49ers free agent signings might’ve been made with new kickoff rule in mind

The 49ers might have had an inkling the NFL’s new kickoff rule was going to pass. While San Francisco voted against it, the adoption of the new rule Tuesday at the NFL’s annual league meetings brings into focus the impetus behind a handful  of the 49ers’ offseason additions.

Part of San Francisco’s signings in the first couple free agency waves included cornerbacks Chase Lucas and Isaac Yiadom, as well as linebacker Ezekiel Turner. The 49ers also re-signed LB Demetrius Flanningan-Fowles and extended safety George Odum.

The common thread between these players is that all of them have been strong special teams contributors throughout their careers. Even Yiadom, who is coming off his best season as a defender, played a ton of special teams last season for the Saints.

With kick returns suddenly a more prominent aspect of each game, the 49ers needed to shore up a kick coverage unit that struggled enough last season that it could easily be chalked up as a major problem in a world where there are returns on virtually every kick instead of just one or two per game. By bolstering their roster with special teams aces, they could be giving themselves a major advantage under the NFL’s new special teams-forward rule.

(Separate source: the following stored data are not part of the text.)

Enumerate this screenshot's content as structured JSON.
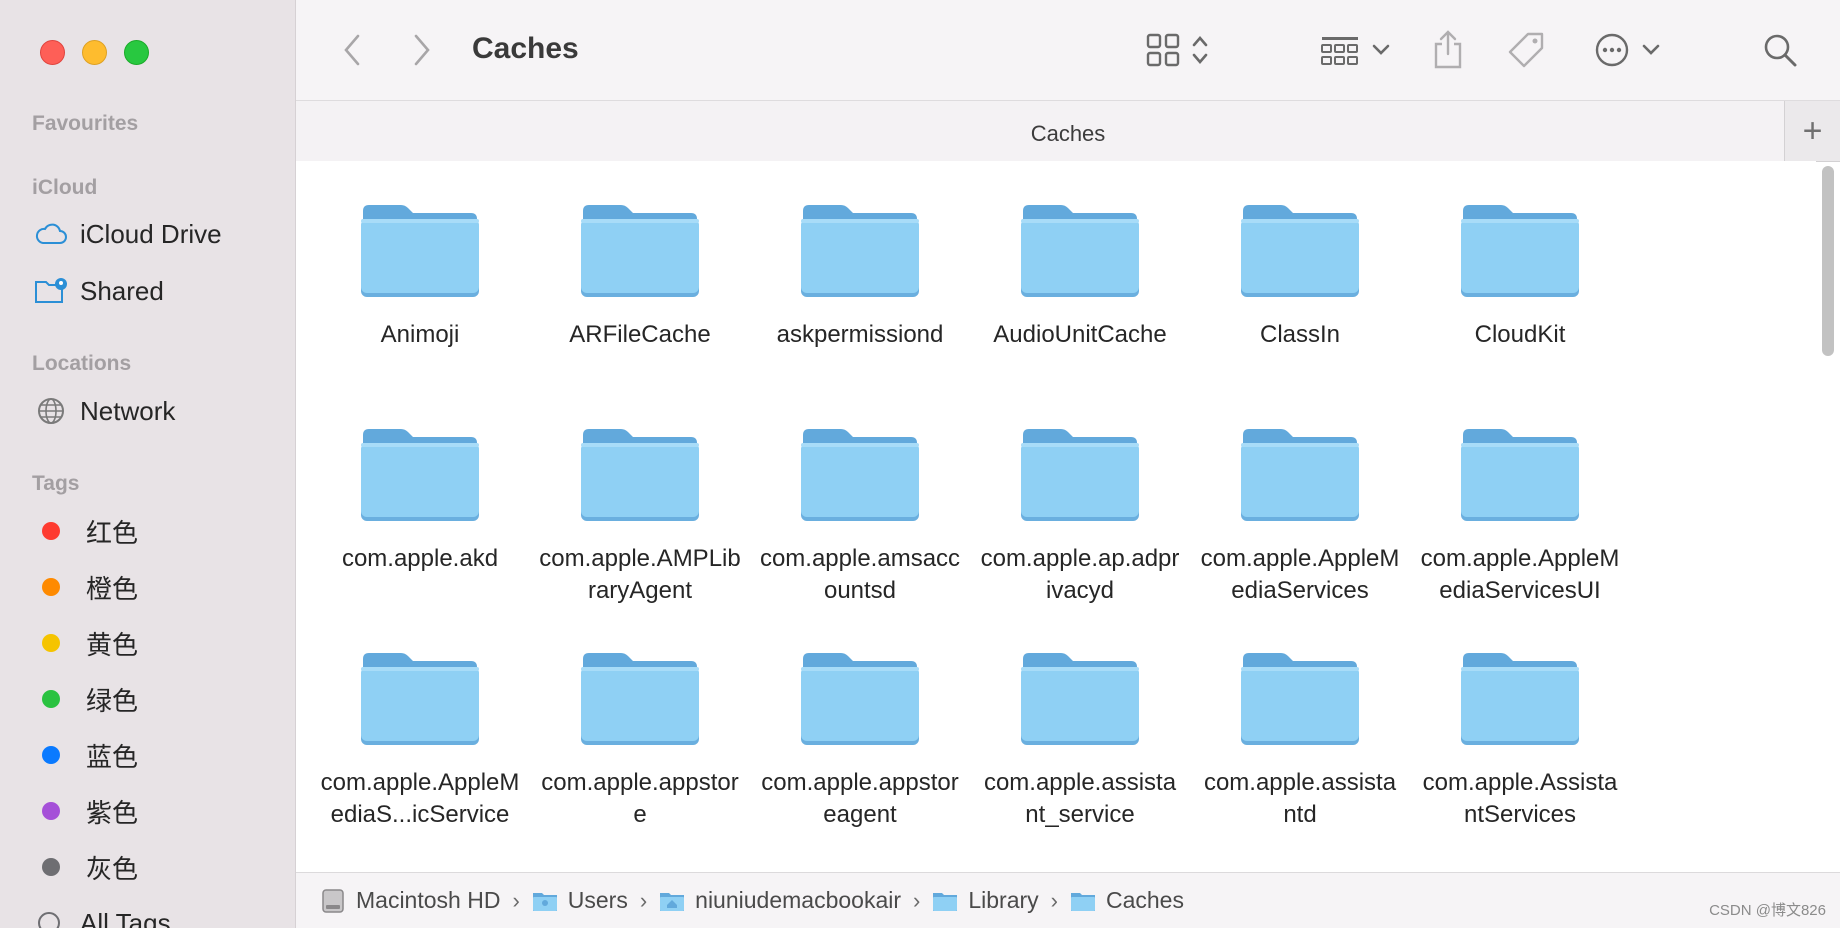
{
  "toolbar": {
    "title": "Caches",
    "back_icon": "chevron-left-icon",
    "forward_icon": "chevron-right-icon"
  },
  "tabbar": {
    "title": "Caches",
    "new_tab_label": "+"
  },
  "sidebar": {
    "favourites_title": "Favourites",
    "icloud_title": "iCloud",
    "icloud_items": [
      {
        "label": "iCloud Drive",
        "icon": "cloud-icon"
      },
      {
        "label": "Shared",
        "icon": "shared-folder-icon"
      }
    ],
    "locations_title": "Locations",
    "location_items": [
      {
        "label": "Network",
        "icon": "globe-icon"
      }
    ],
    "tags_title": "Tags",
    "tags": [
      {
        "label": "红色",
        "color": "#fe3b30"
      },
      {
        "label": "橙色",
        "color": "#fe8a00"
      },
      {
        "label": "黄色",
        "color": "#f5c400"
      },
      {
        "label": "绿色",
        "color": "#2ac240"
      },
      {
        "label": "蓝色",
        "color": "#0a7aff"
      },
      {
        "label": "紫色",
        "color": "#a550d8"
      },
      {
        "label": "灰色",
        "color": "#6e6e72"
      }
    ],
    "all_tags": "All Tags..."
  },
  "folders": [
    "Animoji",
    "ARFileCache",
    "askpermissiond",
    "AudioUnitCache",
    "ClassIn",
    "CloudKit",
    "com.apple.akd",
    "com.apple.AMPLibraryAgent",
    "com.apple.amsaccountsd",
    "com.apple.ap.adprivacyd",
    "com.apple.AppleMediaServices",
    "com.apple.AppleMediaServicesUI",
    "com.apple.AppleMediaS...icService",
    "com.apple.appstore",
    "com.apple.appstoreagent",
    "com.apple.assistant_service",
    "com.apple.assistantd",
    "com.apple.AssistantServices"
  ],
  "pathbar": [
    {
      "label": "Macintosh HD",
      "icon": "disk-icon"
    },
    {
      "label": "Users",
      "icon": "folder-icon"
    },
    {
      "label": "niuniudemacbookair",
      "icon": "home-folder-icon"
    },
    {
      "label": "Library",
      "icon": "folder-icon"
    },
    {
      "label": "Caches",
      "icon": "folder-icon"
    }
  ],
  "watermark": "CSDN @博文826",
  "colors": {
    "folder_body": "#8fd0f4",
    "folder_tab": "#62a9dc",
    "sidebar_bg": "#e8e3e6",
    "accent": "#2b8fd6"
  }
}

It also makes sense that the 49ers don’t have their return man just yet. San Francisco could just be waiting until the comp pick formula is no longer in play before signing a return specialist, but they might also be viewing a world where some of their playmakers are more useful on kickoffs than they’d been in the past.

With kick coverage units unable to run to cover the kick until the returner has the ball in their hands, it could set up a world where a player like Deebo Samuel or Brandon Aiyuk become more dangerous as returners without as much injury risk as there’d been before. Perhaps the 49ers will replace Ray-Ray McCloud and roll with that player as their return man. They could also turn to second-year WR Ronnie Bell, who handled kickoffs at various points last season. However, the door is open for a more proven, electric playmaker to have the ball in their hands on kickoffs with a chance to get behind blockers to make a play.

How the 49ers choose to operate on returns will be a fascinating aspect of the leadup to the 2024 season. For now though it appears they’re gearing up their roster to be strong in kick coverage, and they could be angling toward doing the same for kick returns to try and take an early advantage of a league still figuring out how to play with the new rules.